I datori di lavoro interessati sia pubblici che privati dovranno pertanto attrezzarsi per predisporre procedure e canali di comunicazione utili a favorire le segnalazioni interne all’azienda, garantendo l’anonimato e la riservatezza dell’autore e dei documenti prodotti.

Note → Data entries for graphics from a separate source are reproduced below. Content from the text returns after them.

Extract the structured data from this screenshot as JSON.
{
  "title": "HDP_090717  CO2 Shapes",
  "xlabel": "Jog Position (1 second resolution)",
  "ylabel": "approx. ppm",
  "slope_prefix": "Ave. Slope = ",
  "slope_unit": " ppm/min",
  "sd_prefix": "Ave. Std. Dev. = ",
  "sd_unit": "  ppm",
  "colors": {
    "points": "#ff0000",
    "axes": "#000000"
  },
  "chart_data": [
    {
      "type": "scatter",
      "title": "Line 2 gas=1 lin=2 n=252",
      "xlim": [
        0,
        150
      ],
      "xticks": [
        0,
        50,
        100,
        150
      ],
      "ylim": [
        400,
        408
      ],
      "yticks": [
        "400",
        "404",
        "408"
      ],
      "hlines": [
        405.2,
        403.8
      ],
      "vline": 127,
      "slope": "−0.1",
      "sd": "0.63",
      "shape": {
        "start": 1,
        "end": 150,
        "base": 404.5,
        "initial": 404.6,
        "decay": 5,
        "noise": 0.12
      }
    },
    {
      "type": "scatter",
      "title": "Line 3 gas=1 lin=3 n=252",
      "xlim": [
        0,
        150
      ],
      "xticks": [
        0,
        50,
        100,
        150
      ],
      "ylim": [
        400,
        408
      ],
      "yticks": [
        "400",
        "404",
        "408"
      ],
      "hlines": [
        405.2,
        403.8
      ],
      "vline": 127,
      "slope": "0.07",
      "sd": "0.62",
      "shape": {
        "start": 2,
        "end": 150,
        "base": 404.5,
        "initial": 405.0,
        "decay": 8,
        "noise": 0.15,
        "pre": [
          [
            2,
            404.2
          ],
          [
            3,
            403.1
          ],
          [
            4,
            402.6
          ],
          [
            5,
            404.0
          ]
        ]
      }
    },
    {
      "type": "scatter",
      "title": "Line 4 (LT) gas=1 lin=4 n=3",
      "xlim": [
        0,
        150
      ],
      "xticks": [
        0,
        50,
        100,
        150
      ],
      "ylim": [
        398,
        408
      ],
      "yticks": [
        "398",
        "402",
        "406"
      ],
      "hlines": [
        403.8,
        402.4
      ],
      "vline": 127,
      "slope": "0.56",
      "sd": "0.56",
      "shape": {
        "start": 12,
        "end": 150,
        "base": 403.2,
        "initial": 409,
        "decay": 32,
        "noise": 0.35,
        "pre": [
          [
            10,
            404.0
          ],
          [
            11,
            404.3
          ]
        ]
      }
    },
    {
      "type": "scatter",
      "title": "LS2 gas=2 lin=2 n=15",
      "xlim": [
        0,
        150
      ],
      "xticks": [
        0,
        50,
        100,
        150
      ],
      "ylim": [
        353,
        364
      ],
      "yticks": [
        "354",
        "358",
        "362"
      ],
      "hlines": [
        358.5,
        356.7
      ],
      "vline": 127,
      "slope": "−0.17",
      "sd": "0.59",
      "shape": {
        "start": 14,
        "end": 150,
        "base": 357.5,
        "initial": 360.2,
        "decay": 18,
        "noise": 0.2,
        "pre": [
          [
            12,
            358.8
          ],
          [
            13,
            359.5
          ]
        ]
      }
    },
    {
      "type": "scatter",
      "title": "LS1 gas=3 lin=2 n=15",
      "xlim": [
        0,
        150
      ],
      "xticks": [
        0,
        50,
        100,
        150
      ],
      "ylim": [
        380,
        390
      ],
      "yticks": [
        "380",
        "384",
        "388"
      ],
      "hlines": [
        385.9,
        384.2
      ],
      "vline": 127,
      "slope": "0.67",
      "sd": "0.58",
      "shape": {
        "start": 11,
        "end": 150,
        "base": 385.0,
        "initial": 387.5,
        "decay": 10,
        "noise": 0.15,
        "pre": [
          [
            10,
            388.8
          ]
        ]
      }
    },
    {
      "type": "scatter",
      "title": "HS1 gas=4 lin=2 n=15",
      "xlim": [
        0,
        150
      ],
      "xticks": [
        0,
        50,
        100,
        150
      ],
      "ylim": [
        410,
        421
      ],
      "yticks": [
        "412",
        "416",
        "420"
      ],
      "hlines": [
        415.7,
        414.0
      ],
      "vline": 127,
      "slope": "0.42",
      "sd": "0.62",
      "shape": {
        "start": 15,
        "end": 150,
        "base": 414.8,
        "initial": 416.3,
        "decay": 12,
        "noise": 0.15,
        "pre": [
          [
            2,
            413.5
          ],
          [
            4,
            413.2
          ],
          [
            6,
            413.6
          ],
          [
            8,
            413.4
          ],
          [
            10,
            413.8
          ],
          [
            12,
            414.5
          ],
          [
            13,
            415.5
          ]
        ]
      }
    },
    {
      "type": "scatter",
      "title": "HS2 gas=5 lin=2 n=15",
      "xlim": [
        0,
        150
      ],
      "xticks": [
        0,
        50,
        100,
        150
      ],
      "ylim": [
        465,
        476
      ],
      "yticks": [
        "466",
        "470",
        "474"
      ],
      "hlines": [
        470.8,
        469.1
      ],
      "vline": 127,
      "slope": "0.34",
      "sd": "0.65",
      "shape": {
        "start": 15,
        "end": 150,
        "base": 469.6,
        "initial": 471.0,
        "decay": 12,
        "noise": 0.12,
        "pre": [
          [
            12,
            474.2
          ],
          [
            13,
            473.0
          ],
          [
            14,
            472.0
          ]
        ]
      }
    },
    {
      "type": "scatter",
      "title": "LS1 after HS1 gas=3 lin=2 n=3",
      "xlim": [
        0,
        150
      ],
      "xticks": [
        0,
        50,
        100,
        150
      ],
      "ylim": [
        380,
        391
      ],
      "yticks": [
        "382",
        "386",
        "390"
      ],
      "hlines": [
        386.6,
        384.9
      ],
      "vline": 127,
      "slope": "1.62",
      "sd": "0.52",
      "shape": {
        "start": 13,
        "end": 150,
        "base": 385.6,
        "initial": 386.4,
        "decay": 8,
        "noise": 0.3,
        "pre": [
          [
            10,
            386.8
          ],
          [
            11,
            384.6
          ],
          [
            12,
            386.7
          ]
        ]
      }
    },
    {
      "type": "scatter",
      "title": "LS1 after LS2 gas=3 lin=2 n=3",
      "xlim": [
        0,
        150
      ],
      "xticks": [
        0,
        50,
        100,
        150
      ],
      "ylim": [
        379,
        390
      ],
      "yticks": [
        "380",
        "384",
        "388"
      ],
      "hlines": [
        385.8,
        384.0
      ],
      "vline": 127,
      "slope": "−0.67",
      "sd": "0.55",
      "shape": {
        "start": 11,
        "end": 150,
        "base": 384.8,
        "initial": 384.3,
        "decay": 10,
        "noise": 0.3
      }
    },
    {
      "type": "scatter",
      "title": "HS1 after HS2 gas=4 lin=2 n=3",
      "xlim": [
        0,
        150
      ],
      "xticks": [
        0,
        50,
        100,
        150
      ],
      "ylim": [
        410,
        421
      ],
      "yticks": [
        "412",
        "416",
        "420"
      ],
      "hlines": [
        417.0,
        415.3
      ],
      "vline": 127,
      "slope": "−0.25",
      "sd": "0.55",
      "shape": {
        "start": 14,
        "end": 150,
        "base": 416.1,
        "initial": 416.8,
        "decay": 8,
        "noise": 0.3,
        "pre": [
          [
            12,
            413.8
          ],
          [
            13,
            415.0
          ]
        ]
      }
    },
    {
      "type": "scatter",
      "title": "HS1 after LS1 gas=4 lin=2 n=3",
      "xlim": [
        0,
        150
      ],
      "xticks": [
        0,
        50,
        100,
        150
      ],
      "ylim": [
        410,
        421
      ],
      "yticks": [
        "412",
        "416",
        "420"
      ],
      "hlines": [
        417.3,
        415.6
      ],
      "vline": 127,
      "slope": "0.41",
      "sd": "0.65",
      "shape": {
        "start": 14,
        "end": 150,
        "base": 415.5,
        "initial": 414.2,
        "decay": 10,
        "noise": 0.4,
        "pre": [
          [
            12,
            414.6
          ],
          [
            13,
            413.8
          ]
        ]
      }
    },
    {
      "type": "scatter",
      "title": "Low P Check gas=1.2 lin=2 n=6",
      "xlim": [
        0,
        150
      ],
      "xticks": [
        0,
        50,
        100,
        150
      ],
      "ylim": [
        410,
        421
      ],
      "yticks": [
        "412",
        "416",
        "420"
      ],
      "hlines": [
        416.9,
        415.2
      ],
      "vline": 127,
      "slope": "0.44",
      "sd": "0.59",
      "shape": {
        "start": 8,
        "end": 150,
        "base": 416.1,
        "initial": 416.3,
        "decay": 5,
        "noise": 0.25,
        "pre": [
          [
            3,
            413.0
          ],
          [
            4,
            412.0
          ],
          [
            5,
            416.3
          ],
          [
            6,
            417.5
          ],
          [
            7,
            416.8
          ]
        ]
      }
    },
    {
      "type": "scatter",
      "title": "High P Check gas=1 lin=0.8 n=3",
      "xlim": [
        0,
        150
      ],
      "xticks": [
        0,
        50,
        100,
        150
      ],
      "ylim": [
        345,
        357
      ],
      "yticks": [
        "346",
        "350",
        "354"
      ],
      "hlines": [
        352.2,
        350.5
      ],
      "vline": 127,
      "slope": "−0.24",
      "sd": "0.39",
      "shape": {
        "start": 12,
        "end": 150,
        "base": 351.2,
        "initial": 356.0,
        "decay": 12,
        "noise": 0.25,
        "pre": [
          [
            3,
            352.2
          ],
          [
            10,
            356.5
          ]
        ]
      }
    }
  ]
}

La gestione del canale di segnalazione può essere affidata:

  1. a una persona o a un ufficio interno autonomo dedicato e con personale specificamente formato
  1. a un soggetto esterno anch’esso autonomo e con personale altamente formato utilizzando anche piattaforme informatiche che preservino la possibilità di risalire alla persona che ha provveduto alla segnalazione, e che in ogni caso siano conformi, quanto al trattamento dei dati alle norme in materia di trattamento dei dati personali.
 
Informativa ai dipendenti

Devono essere messe a disposizione di tutti i dipendenti informazioni chiare sul canale, sulle procedure e sui presupposti per effettuare le segnalazioni interne o esterne.

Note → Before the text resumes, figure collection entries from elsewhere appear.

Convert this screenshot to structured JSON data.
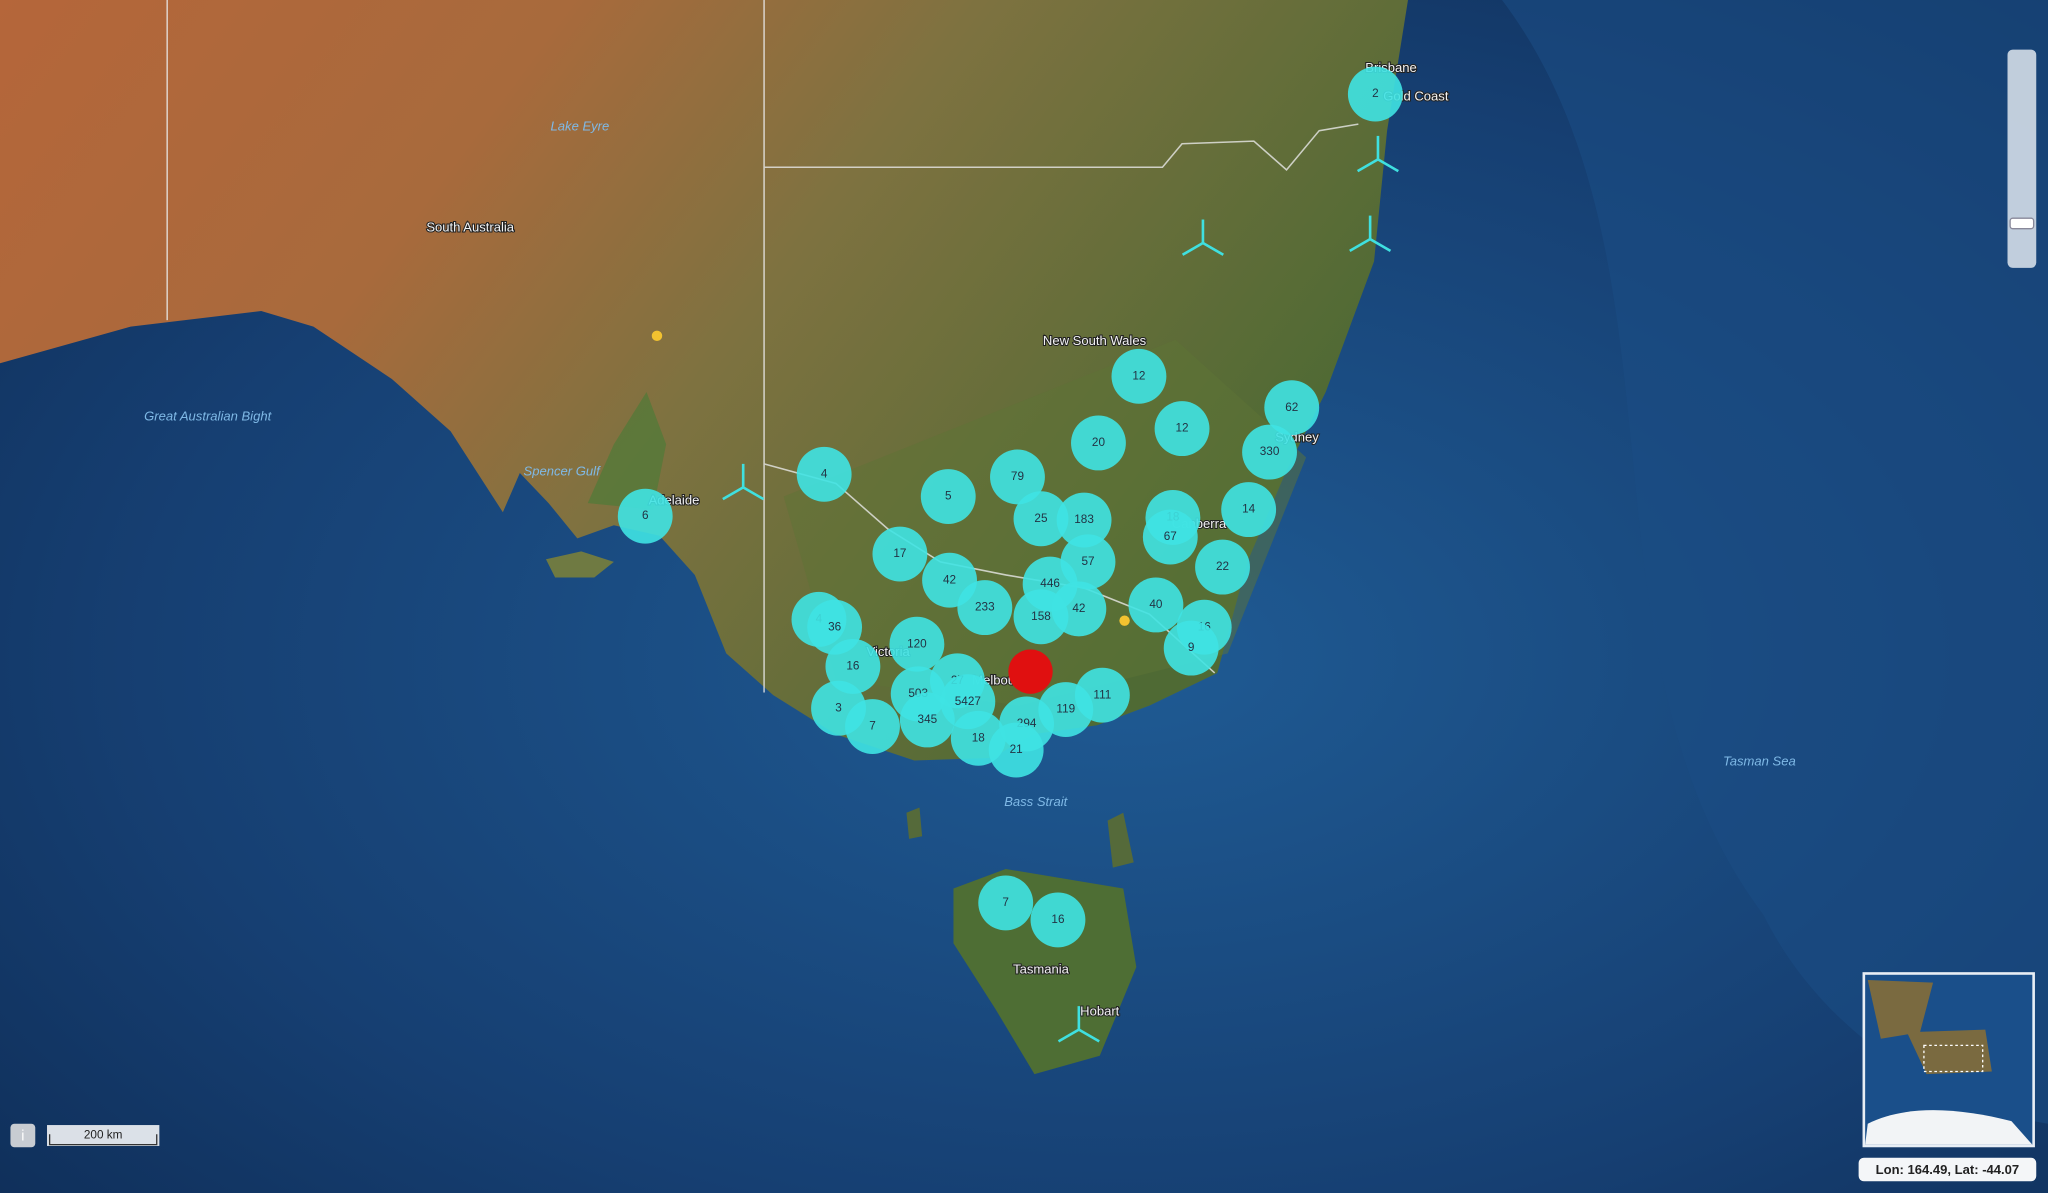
{
  "map": {
    "places": [
      "Brisbane",
      "Gold Coast",
      "Lake Eyre",
      "South Australia",
      "New South Wales",
      "Great Australian Bight",
      "Spencer Gulf",
      "Adelaide",
      "Sydney",
      "Canberra",
      "Victoria",
      "Melbourne",
      "Bass Strait",
      "Tasmania",
      "Hobart",
      "Tasman Sea"
    ],
    "clusters": [
      2,
      12,
      12,
      62,
      330,
      20,
      4,
      79,
      5,
      6,
      25,
      183,
      18,
      67,
      14,
      17,
      57,
      22,
      42,
      446,
      233,
      158,
      42,
      40,
      4,
      36,
      16,
      9,
      120,
      16,
      27,
      503,
      5427,
      111,
      3,
      119,
      7,
      345,
      294,
      18,
      21,
      7,
      16
    ],
    "scale_label": "200 km",
    "coordinates": "Lon: 164.49, Lat: -44.07",
    "info_button": "i"
  }
}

Le informazioni vanno esposte e rese facilmente visibili nei luoghi di lavoro, nonché rese accessibili alle persone che pur non frequentando i luoghi di lavoro intrattengono un rapporto giuridico e rese pubbliche eventualmente nel sito internet aziendale.

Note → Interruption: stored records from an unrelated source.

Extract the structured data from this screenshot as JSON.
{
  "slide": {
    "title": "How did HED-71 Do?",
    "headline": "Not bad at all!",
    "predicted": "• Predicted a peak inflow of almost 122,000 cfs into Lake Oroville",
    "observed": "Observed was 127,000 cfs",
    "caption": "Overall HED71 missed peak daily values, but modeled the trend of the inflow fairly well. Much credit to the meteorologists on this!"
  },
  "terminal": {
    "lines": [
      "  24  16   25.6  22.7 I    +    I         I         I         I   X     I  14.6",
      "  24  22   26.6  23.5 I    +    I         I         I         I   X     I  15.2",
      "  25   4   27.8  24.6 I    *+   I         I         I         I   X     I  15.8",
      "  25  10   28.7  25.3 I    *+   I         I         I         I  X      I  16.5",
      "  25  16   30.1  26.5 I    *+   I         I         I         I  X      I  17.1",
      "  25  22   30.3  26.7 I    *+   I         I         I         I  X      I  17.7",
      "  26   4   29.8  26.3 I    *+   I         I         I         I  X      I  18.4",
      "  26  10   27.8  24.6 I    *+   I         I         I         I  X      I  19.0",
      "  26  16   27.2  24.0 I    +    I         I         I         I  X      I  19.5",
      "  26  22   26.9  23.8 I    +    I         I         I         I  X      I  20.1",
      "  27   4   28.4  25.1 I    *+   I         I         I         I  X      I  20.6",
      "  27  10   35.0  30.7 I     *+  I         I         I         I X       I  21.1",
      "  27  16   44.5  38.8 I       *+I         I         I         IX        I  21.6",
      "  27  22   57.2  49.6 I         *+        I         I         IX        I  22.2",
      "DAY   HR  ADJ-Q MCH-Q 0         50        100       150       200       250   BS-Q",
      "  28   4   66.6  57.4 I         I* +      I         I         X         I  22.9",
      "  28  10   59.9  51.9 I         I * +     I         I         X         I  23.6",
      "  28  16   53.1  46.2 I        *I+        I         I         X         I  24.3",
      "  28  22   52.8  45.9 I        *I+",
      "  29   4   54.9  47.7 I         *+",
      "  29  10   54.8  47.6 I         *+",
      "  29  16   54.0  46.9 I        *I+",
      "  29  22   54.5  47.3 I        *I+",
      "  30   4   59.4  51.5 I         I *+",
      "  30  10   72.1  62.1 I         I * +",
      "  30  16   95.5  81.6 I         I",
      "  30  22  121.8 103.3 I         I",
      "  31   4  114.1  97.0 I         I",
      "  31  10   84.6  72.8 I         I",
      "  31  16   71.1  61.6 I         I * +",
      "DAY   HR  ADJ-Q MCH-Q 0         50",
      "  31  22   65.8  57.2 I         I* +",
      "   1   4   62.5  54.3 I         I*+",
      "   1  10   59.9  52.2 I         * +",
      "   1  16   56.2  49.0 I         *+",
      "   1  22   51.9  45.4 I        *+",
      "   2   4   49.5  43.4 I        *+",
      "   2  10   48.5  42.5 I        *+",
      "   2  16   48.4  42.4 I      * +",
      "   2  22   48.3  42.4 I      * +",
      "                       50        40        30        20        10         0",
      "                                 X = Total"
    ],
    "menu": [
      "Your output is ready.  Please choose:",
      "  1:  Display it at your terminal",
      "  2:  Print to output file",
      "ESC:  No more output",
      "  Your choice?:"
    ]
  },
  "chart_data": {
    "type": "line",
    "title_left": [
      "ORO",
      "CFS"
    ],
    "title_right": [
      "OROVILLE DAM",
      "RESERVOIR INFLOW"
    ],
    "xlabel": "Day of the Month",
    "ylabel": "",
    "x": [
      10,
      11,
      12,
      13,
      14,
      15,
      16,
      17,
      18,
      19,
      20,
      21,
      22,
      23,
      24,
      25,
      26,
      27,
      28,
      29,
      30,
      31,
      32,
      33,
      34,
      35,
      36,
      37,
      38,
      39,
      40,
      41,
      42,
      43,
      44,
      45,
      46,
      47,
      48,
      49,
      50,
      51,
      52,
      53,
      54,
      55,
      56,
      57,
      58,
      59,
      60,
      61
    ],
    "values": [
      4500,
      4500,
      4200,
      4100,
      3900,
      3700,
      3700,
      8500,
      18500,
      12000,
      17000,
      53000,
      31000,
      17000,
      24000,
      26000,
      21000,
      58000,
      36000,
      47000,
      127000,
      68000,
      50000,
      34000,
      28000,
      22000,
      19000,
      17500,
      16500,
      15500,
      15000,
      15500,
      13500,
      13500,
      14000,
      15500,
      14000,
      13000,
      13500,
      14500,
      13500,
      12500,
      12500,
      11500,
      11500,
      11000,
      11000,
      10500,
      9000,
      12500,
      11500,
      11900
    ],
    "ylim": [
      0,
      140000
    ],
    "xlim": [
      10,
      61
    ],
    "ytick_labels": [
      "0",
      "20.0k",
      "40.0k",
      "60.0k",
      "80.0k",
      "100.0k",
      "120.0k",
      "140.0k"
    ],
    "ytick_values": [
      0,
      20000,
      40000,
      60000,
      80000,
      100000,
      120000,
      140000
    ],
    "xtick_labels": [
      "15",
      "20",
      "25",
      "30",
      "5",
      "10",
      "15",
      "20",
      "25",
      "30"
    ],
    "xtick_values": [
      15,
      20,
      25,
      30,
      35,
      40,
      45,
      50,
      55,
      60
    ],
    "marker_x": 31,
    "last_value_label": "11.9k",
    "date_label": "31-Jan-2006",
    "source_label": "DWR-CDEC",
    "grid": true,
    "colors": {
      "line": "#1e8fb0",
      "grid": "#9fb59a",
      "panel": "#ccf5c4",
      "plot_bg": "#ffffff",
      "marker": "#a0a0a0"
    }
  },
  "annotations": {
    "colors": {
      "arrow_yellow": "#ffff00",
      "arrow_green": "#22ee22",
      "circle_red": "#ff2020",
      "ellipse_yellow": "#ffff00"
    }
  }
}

Le sanzioni sono affidate all’organo di controllo per eccellenza che è l’ANAC (Autorità Nazionale Anti Corruzione) quando verifica che non sono state adottate procedure per l’effettuazione e la gestione delle segnalazioni ovvero che l’adozione di tali procedure non è conforme alla previsione di legge, nonché quando accerta che non è stata svolta l’attività di verifica e analisi delle segnalazioni ricevute. Le sanzioni possono essere da 10K a 50K!!!

Anche per i “segnalatori” sono previste delle sanzioni nella misura da 500 a 2500 euro se incorre nei reati di diffamazione o di calunnia

 

POV – Punto di Vista

Guardo con scetticismo e timore l’implementazione di un sistema di “spionaggio” legalizzato, non tanto per potenziali quanto frequenti violazioni etiche, morali e di rilevanza sociale che possono celarsi dietro ad aziende od organizzazioni Pubbliche , quanto per  la preoccupazione di dare il via libera ad un altissimo numero di denunce interne alle Aziende e numerose comunicazioni improprie, come lamentele circa il prodotto, invettive contro singoli membri dell’azienda o semplicemente messaggi infondati, innescando un meccanismo che danneggia la reputazione delle Aziende e crea tensioni all’interno dei sistemi e delle organizzazioni, tra colleghi segnalatori e colleghi segnalati.

In fondo, se ci pensiamo, oggi, con i SOCIAL questo sta già accadendo, e cause di diffamazione e calunnia ormai sono all’ordine del giorno… Quindi perché spingere oltremodo questa pratica??